Cuatro años y nueve meses de prisión ha sido la pena impuesta a Miguel Ángel Flores, quien fuera principal condenado en el caso Madrid Arena, por haber malversado más de 683.000 euros pertenecientes a sus socios del gimnasio Castellana Sports Club, situado en la estación de Chamartín.
En 2016, Flores recibió una condena de cuatro años de prisión por la muerte de cinco jóvenes en la fiesta que él organizó el 1 de noviembre de 2012 en el pabellón municipal Madrid Arena.
Europa Press ha tenido acceso a una sentencia que condena en esta ocasión a Flores por un delito continuado de apropiación indebida, considerando la atenuante de dilaciones indebidas, así como por otro delito relacionado con el falseamiento de cuentas sociales. La defensa del empresario ha informado que tiene la intención de recurrir esta decisión.
Asimismo, se le exime de dos cargos por estafa y de otros dos relacionados con la sociedad. El tribunal, por su parte, establece que debe indemnizar a la entidad Rasherman Proimbasa S.L. junto al otro condenado con un total de 877.882 euros, además de 300.000 euros a otros inversores.
En el banquillo de los acusados de la Audiencia Provincial de Madrid se sentaron en febrero un empresario y un extrabajador, quienes enfrentaban una condena de tres años y nueve meses de prisión por supuestas irregularidades contables relacionadas con la gestión y las obras de remodelación del Castellana Sports Club.
La Fiscalía de Madrid decidió no acusarles en este juicio, ya que consideró que no se había demostrado su responsabilidad en los delitos de estafa continuada, apropiación indebida y administración desleal que les atribuye la acusación particular. Por su parte, los querellantes exigían el pago de alrededor de 600.000 euros.

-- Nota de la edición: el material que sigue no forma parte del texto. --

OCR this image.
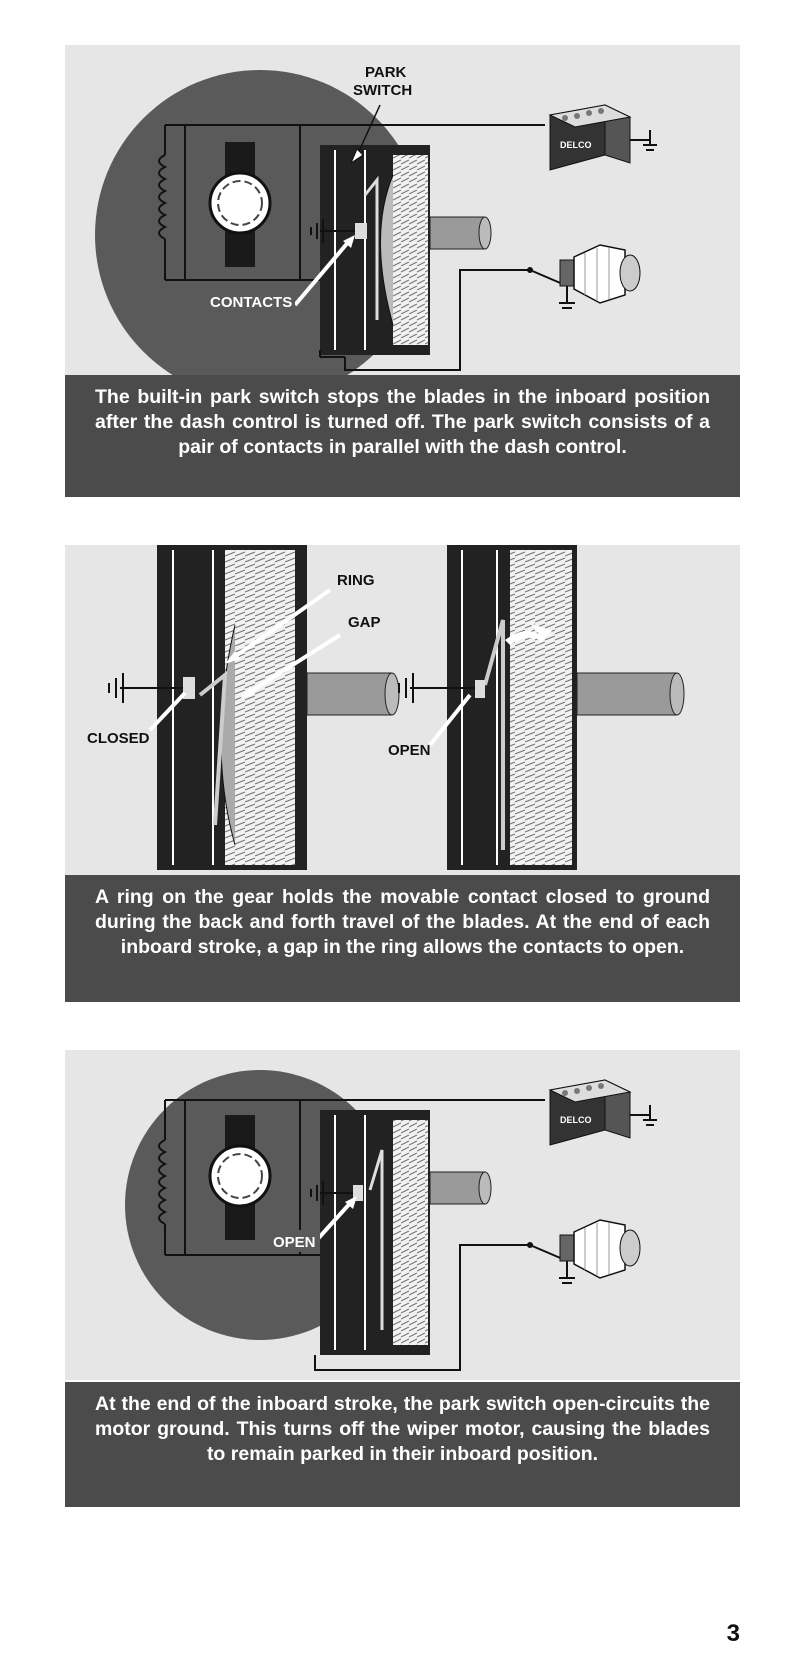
DELCO
PARK
SWITCH
CONTACTS
The built-in park switch stops the blades in the inboard position after the dash control is turned off. The park switch consists of a pair of contacts in parallel with the dash control.
RING
GAP
CLOSED
OPEN
A ring on the gear holds the movable contact closed to ground during the back and forth travel of the blades. At the end of each inboard stroke, a gap in the ring allows the contacts to open.
DELCO
OPEN
At the end of the inboard stroke, the park switch open-circuits the motor ground. This turns off the wiper motor, causing the blades to remain parked in their inboard position.
3
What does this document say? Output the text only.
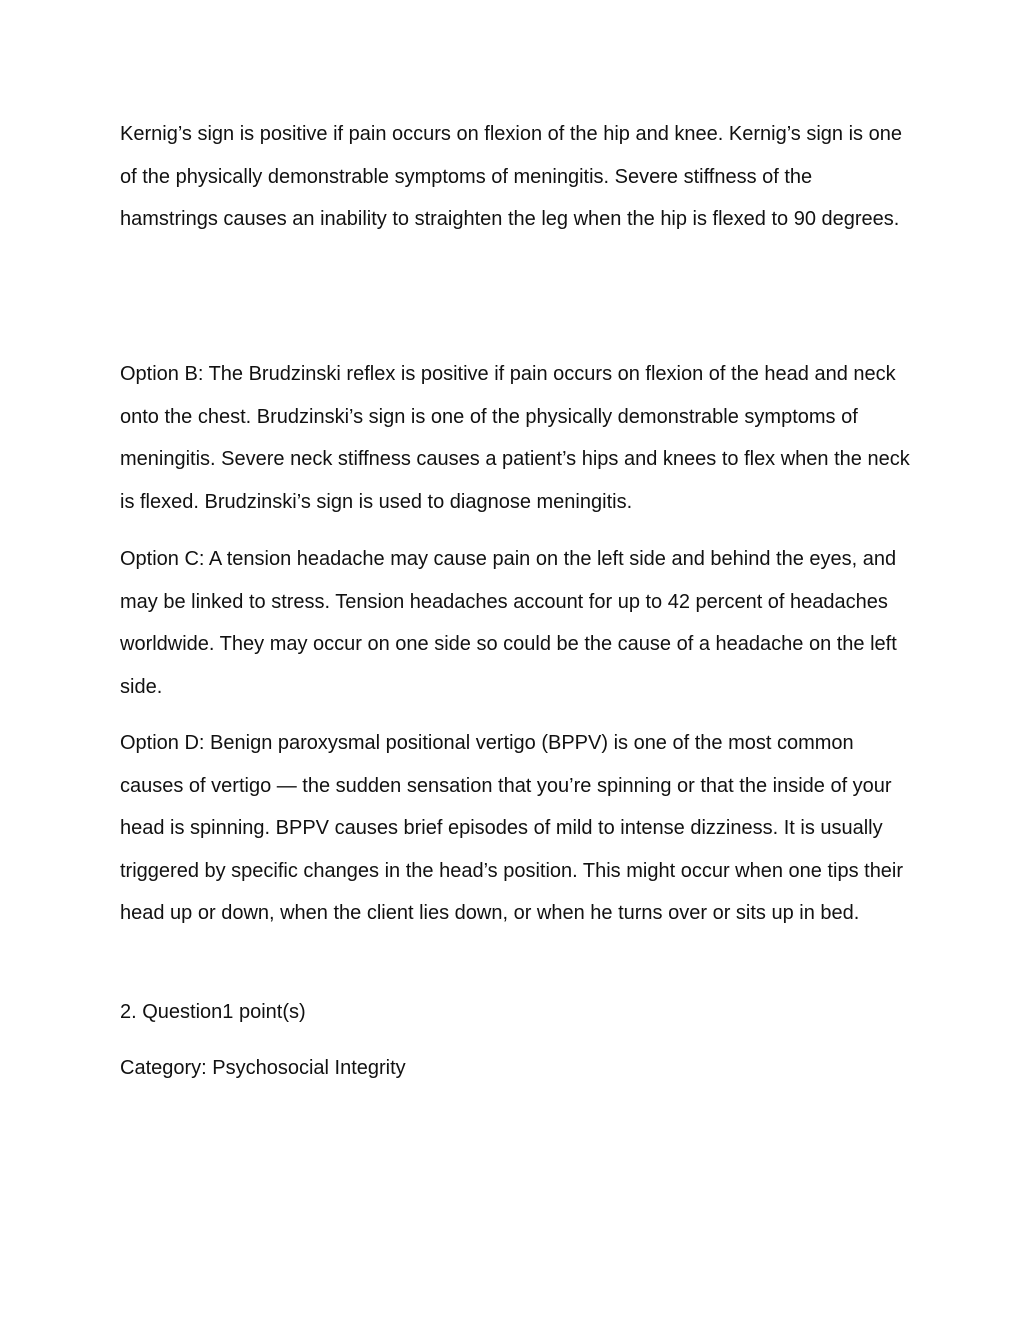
Kernig’s sign is positive if pain occurs on flexion of the hip and knee. Kernig’s sign is one of the physically demonstrable symptoms of meningitis. Severe stiffness of the hamstrings causes an inability to straighten the leg when the hip is flexed to 90 degrees.

Option B: The Brudzinski reflex is positive if pain occurs on flexion of the head and neck onto the chest. Brudzinski’s sign is one of the physically demonstrable symptoms of meningitis. Severe neck stiffness causes a patient’s hips and knees to flex when the neck is flexed. Brudzinski’s sign is used to diagnose meningitis.

Option C: A tension headache may cause pain on the left side and behind the eyes, and may be linked to stress. Tension headaches account for up to 42 percent of headaches worldwide. They may occur on one side so could be the cause of a headache on the left side.

Option D: Benign paroxysmal positional vertigo (BPPV) is one of the most common causes of vertigo — the sudden sensation that you’re spinning or that the inside of your head is spinning. BPPV causes brief episodes of mild to intense dizziness. It is usually triggered by specific changes in the head’s position. This might occur when one tips their head up or down, when the client lies down, or when he turns over or sits up in bed.

2. Question1 point(s)

Category: Psychosocial Integrity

Los accionistas acusaban a los implicados de haber tomado diversas sumas de la entidad para su propio beneficio ilícito, ajeno a los objetivos de Canacur, aprovechándose de su rol en la gestión del centro deportivo, en contraste con la opinión del fiscal.
El procedimiento se centra en una de las empresas, Canacur S.A., cuyo administrador único fue Flores hasta el 1 de junio de 2018. En esa fecha, él ya estaba cumpliendo su condena en prisión, tras haber ingresado unos meses antes al centro penitenciario debido al caso Madrid Arena.
Flores, en su declaración, rechazó haber dado instrucciones para alterar la contabilidad y también negó haber ordenado ocultar información a sus socios de aquel momento, lo cual ocurrió debido a las ampliaciones de capital relacionadas con ciertas obras y la difícil situación económica que enfrentaba la sociedad.
En la sentencia, los magistrados indican que las cuentas anuales de Canacur correspondientes a 2012 mostraron en "el registro mercantil un efectivo en caja por importe de 453.848 euros, de los cuales 440.000 euros no existían en Caja".
La Sala, al verificar que los accionistas desconocían la falta de dinero en Caja, concluye que "tal ausencia no era conocida por los accionistas minoritarios querellantes hasta la presentación de las cuentas anuales".
La resolución señala que en 2012, esa cantidad impactaba al 66,57 por ciento del patrimonio neto y al 69,19 por ciento de la cifra de negocios. Esto indica que se trata de una alteración considerable en la contabilidad, lo cual implica que no se representa de manera fiel la situación financiera de la sociedad.
Una auditoría realizada en 2014 concluyó que "el dinero no existía, no estando justificada su ausencia, y si no podía recuperarse es porque se había dispuesto del mismo, y pese a ello se mantenía su existencia en las cuentas anuales".
El tribunal ha determinado que Flores es responsable de un delito de apropiación indebida, vinculado a la utilización de 440.000 euros de la Caja de Canacur, los cuales fueron dispuestos durante el año 2012 para fines personales, sin relación con los gastos del Centro Deportivo Castellana Sports Club.
Se menciona que los socios querellantes no tenían conocimiento de la "ausencia del dinero dispuesto", la cual se llevó a cabo mediante retiros bancarios que se registraban como ingresos en caja, aunque en realidad no se reflejaban en ella. Además, el efectivo recibido de los clientes del gimnasio contribuyó a incrementar las retiradas de dinero inexistente en la caja de Canacur, alcanzando un total de 683.085 euros durante los años 2013 y 2014.